03-28-2016, 07:31 AM
(03-28-2016, 04:47 AM)aschueler Wrote: Achebe: thanks for the advice; the trees are various on purpose. Ironically enough, I figured Dale would get this first; my wife noticed almost right away when I read this to her (but then she knows me better). They are from quite different habitats, none live near each other naturally. The boughs reach; not the roots. Live oaks do reach, converging is my doing. If you would, bring up pictures of red mangroves and live oaks and see if you can visualize them converging over a pool; if not then it fails.Holy cow...it's naphthalene season again. See Scent of City Girls and thanks for the support
I agree about the channels into the building; it's awkward, was worse originally how I had it, and I am still working on getting us inside the building...
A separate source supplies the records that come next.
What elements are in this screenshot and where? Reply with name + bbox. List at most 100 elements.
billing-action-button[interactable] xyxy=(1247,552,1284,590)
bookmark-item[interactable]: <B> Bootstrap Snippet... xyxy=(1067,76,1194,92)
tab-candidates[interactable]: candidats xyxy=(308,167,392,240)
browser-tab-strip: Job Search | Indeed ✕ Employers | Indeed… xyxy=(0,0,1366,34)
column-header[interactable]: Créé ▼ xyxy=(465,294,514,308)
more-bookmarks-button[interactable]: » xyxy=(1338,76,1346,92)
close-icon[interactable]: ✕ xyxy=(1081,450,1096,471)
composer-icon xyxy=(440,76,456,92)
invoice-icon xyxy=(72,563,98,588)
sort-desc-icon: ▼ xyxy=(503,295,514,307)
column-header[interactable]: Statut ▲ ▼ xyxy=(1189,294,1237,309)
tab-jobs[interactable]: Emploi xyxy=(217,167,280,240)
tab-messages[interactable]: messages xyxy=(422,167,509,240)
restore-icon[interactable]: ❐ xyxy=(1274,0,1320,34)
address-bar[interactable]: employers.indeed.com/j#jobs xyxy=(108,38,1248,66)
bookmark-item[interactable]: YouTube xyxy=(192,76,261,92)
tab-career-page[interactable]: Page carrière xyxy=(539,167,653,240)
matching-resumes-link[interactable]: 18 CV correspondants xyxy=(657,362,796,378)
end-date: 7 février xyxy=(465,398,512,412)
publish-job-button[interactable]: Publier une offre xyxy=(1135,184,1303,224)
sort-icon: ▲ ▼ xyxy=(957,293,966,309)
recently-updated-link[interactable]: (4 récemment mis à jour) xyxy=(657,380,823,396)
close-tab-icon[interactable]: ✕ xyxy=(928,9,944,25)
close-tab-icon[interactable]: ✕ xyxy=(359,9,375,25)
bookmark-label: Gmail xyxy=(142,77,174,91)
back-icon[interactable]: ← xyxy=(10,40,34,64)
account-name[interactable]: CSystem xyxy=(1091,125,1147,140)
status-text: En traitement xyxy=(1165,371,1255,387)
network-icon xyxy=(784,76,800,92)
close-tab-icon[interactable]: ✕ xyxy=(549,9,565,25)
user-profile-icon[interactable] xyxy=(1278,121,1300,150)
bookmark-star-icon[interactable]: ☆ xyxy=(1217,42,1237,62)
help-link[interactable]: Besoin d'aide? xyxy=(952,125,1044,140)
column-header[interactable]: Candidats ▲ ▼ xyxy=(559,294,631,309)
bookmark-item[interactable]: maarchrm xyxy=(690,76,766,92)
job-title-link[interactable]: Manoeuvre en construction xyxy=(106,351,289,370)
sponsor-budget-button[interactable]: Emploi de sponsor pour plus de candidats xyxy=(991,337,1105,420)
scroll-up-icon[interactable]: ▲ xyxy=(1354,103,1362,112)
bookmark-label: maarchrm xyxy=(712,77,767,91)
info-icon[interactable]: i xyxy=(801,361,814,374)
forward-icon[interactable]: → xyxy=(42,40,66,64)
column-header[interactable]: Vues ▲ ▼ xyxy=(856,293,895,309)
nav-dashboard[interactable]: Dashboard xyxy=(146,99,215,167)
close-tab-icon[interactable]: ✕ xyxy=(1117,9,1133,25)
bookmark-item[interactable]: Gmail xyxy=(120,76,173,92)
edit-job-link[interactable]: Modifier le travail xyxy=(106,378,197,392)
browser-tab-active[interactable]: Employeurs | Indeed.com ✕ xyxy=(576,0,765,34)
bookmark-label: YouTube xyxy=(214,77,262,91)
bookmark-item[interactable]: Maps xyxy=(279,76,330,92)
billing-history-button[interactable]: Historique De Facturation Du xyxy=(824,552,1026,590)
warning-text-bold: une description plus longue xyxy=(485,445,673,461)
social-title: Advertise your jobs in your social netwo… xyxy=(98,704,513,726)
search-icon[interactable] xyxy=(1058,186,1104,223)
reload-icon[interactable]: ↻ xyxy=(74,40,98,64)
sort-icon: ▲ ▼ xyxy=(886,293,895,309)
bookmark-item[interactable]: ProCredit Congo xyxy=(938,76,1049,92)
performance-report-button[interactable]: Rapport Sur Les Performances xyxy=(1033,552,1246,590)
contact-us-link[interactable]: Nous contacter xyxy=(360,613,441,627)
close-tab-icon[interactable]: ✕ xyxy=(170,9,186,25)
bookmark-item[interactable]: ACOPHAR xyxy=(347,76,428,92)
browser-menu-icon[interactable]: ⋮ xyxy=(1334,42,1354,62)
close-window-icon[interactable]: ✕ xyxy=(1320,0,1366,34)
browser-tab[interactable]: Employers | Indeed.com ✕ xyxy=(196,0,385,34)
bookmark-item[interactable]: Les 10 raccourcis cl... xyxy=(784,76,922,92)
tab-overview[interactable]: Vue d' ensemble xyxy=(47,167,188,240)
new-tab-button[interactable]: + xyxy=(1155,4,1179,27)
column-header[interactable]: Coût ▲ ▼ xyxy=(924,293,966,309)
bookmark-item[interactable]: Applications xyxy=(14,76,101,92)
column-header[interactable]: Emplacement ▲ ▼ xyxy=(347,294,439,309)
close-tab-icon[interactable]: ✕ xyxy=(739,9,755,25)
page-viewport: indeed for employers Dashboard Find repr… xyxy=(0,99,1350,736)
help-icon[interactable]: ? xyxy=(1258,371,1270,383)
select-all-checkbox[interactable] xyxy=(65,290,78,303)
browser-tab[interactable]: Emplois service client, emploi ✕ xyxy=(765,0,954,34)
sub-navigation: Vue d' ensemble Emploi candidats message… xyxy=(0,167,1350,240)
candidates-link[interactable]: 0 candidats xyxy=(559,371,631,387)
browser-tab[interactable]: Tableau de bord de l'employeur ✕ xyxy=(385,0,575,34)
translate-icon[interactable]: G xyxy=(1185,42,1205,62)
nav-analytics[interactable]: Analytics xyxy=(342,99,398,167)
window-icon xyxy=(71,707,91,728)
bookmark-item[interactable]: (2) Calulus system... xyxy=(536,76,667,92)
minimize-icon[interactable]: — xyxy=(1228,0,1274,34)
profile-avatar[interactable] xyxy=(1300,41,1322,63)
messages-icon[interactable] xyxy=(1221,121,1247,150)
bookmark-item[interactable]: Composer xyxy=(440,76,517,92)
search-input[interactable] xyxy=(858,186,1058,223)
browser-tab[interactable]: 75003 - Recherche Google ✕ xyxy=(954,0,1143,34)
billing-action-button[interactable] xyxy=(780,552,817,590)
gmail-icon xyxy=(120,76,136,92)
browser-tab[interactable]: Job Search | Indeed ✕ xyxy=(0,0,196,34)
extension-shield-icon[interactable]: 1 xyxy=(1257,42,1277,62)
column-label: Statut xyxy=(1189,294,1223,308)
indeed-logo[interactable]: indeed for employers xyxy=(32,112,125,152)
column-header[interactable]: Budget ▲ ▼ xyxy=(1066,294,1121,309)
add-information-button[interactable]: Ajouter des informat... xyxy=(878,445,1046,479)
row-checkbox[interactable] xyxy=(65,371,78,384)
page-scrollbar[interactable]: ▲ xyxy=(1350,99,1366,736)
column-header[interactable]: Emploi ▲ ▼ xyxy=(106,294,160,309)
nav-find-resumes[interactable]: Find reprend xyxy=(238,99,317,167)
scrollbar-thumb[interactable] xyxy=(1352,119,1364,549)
Dale: thanks for the read as well. What you are missing is what is the hardest of all the bring out. This is one of the most abstract poems I have written. I will likely drop the mothballs, was going for something very old and packed into storage; my original word was naphthalene. Make that work. Anyway, I am partly suffering from the error you mention on others, assuming the reader knows more. I could use "large, dark halls filled with old, dark air" and skip cold.
The metronome I will need to clarify in a revision. It confuses me too, but it's the center of everything really.
I can't rightly clarify more what I am trying to say in prose, it's why I put this into poetry of course.